A rare bottle of the Glenfiddich 50 Year Old.

Two nights’ accommodation at Ballindalloch Castle, home since 1546 to the Macpherson-Grant family, who will host a dinner in the recipient’s honor.

First-class roundtrip air travel for two from any U.S. city to Edinburgh.

One night’s stay and dinner at Edinburgh’s renowned Prestonfield hotel. A guided tour of Edinburgh Castle.

Private roundtrip helicopter rides from Edinburgh across the Scottish Highlands to the Glenfiddich Distillery in Dufftown.

A private tour of the historic Johnstons woolen mill and a traditional Scottish lunch with the owner.

$2 MILLION

While technology and the global nature of modern economies have accelerated the cycles of most industries, a few businesses continue to operate more or less as they did a century ago. Of these, none moves at a more measured pace than a Scotch malt-whisky distillery, where malt masters toil to perfect whiskies that will not reach the outside for decades to come. The recipient of this gift will have the unique opportunity to enter this timeless world and learn the complex art of crafting fine whisky from Scotland’s longest-serving and most experienced malt master, David Stewart, who has spent the past 47 years at William Grant & Sons, owner of the Glenfiddich Distillery, among others. Stewart is the fifth malt master to follow in the footsteps of the firm’s eponymous founder, who distilled the first spirit on Christmas Day 1887 and oversaw its stills until his death 36 years later at the age of 83.
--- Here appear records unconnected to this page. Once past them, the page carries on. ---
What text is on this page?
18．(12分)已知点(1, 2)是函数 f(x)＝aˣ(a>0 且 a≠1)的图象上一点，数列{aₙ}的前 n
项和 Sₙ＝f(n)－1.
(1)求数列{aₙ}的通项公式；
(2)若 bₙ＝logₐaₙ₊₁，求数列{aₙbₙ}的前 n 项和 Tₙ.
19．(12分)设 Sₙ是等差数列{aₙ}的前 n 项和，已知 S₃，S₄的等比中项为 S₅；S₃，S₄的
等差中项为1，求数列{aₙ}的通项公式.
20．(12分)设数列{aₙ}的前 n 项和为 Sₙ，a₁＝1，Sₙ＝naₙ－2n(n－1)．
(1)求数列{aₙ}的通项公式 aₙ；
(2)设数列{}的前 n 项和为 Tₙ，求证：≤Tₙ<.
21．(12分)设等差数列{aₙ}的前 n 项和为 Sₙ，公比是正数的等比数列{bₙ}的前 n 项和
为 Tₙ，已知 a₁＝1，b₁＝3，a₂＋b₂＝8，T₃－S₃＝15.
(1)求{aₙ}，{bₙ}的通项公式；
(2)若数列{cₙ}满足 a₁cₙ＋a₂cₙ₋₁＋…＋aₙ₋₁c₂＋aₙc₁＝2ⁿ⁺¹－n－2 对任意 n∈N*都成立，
The recipient and a guest will travel to Edinburgh, Scotland, and from there to Dufftown, where they will explore the production of Glenfiddich single-malt whisky with Stewart and Brian Kinsman, who recently succeeded Stewart and is now the company’s sixth malt master. The recipient will be invited to select from the cellar a vintage cask that will then be bottled exclusively for him or her. These bottles, each of which will bear a personalized label, will be shipped to the recipient with the original cask.

The recipient will also receive a bottle of Glenfiddich 50 Year Old (valued at $16,000), a limited-edition blend of which only 50 bottles will be released worldwide each year for the next eight years from a stock of just 400.
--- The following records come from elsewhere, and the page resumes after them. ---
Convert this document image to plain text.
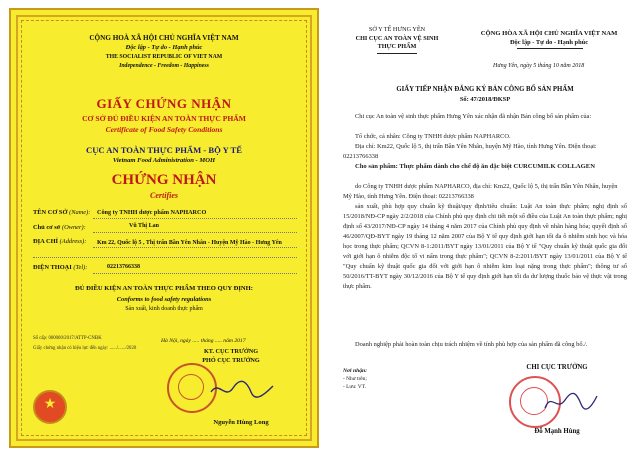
CỘNG HOÀ XÃ HỘI CHỦ NGHĨA VIỆT NAM
Độc lập - Tự do - Hạnh phúc
THE SOCIALIST REPUBLIC OF VIET NAM
Independence - Freedom - Happiness
GIẤY CHỨNG NHẬN
CƠ SỞ ĐỦ ĐIỀU KIỆN AN TOÀN THỰC PHẨM
Certificate of Food Safety Conditions
CỤC AN TOÀN THỰC PHẨM - BỘ Y TẾ
Vietnam Food Administration - MOH
CHỨNG NHẬN
Certifies
TÊN CƠ SỞ (Name): Công ty TNHH dược phẩm NAPHARCO
Chủ cơ sở (Owner):	Vũ Thị Lan
ĐỊA CHỈ (Address): Km 22, Quốc lộ 5 , Thị trấn Bần Yên Nhân - Huyện Mỹ Hào - Hưng Yên
ĐIỆN THOẠI (Tel):	02213766338
ĐỦ ĐIỀU KIỆN AN TOÀN THỰC PHẨM THEO QUY ĐỊNH:
Conforms to food safety regulations
Sản xuất, kinh doanh thực phẩm
Hà Nội, ngày ..... tháng ..... năm 2017
KT. CỤC TRƯỞNG
PHÓ CỤC TRƯỞNG
Nguyễn Hùng Long
Số cấp: 000000/2017/ATTP-CNĐK
Giấy chứng nhận có hiệu lực đến ngày: ....../....../2020
★
SỞ Y TẾ HƯNG YÊN
CHI CỤC AN TOÀN VỆ SINH
THỰC PHẨM
CỘNG HÒA XÃ HỘI CHỦ NGHĨA VIỆT NAM
Độc lập - Tự do - Hạnh phúc
Hưng Yên, ngày 5 tháng 10 năm 2018
GIẤY TIẾP NHẬN ĐĂNG KÝ BẢN CÔNG BỐ SẢN PHẨM
Số: 47/2018/ĐKSP
Chi cục An toàn vệ sinh thực phẩm Hưng Yên xác nhận đã nhận Bản công bố sản phẩm của:
Tổ chức, cá nhân: Công ty TNHH dược phẩm NAPHARCO.
Địa chỉ: Km22, Quốc lộ 5, thị trấn Bần Yên Nhân, huyện Mỹ Hào, tỉnh Hưng Yên. Điện thoại: 02213766338
Cho sản phẩm: Thực phẩm dành cho chế độ ăn đặc biệt CURCUMILK COLLAGEN
do Công ty TNHH dược phẩm NAPHARCO, địa chỉ: Km22, Quốc lộ 5, thị trấn Bần Yên Nhân, huyện Mỹ Hào, tỉnh Hưng Yên. Điện thoại: 02213766338
sản xuất, phù hợp quy chuẩn kỹ thuật/quy định/tiêu chuẩn: Luật An toàn thực phẩm; nghị định số 15/2018/NĐ-CP ngày 2/2/2018 của Chính phủ quy định chi tiết một số điều của Luật An toàn thực phẩm; nghị định số 43/2017/NĐ-CP ngày 14 tháng 4 năm 2017 của Chính phủ quy định về nhãn hàng hóa; quyết định số 46/2007/QĐ-BYT ngày 19 tháng 12 năm 2007 của Bộ Y tế quy định giới hạn tối đa ô nhiễm sinh học và hóa học trong thực phẩm; QCVN 8-1:2011/BYT ngày 13/01/2011 của Bộ Y tế "Quy chuẩn kỹ thuật quốc gia đối với giới hạn ô nhiễm độc tố vi nấm trong thực phẩm"; QCVN 8-2:2011/BYT ngày 13/01/2011 của Bộ Y tế "Quy chuẩn kỹ thuật quốc gia đối với giới hạn ô nhiễm kim loại nặng trong thực phẩm"; thông tư số 50/2016/TT-BYT ngày 30/12/2016 của Bộ Y tế quy định giới hạn tối đa dư lượng thuốc bảo vệ thực vật trong thực phẩm.
Doanh nghiệp phải hoàn toàn chịu trách nhiệm về tính phù hợp của sản phẩm đã công bố./.
Nơi nhận:
- Như trên;
- Lưu: VT.
CHI CỤC TRƯỞNG
Đỗ Mạnh Hùng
"Our independence enables us to do things differently and focus on the liquid above all else, a sentiment embodied in the flawless quality of this single malt," says Peter Gordon, the company chairman and a fifth-generation descendant of William Grant.
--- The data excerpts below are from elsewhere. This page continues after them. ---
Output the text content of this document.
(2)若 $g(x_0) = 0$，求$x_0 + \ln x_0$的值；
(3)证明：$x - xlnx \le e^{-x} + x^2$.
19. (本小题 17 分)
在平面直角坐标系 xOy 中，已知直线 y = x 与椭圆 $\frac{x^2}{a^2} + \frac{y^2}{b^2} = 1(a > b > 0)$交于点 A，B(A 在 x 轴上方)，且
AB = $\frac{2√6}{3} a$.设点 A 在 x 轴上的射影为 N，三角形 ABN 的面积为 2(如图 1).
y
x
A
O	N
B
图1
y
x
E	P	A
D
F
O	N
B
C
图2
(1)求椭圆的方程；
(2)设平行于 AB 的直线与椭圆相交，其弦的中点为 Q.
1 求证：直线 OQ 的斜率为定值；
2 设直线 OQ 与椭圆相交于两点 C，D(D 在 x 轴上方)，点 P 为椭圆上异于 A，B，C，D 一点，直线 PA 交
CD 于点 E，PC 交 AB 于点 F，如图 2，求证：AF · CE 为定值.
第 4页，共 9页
While visiting Glenfiddich, the recipient and guest will spend two nights at Ballindalloch, one of Scotland’s few remaining privately owned castles, where the Macpherson-Grant family will host a dinner in their honor. While at Ballindalloch Castle, the guests will be treated to a falconry display, as well as a private tour of the nearby woolen mill belonging to Johnstons, maker of rare cashmere garments, followed by a Scottish lunch with the mill’s owner. Established in 1797, Johnstons was a pioneer in creating the fine cashmere and vicuña textiles for which Scotland is now renowned. The firm has played a key role in the region’s history, and, like William Grant, continues to uphold the long-standing cultural traditions that enrich the Scottish heartland.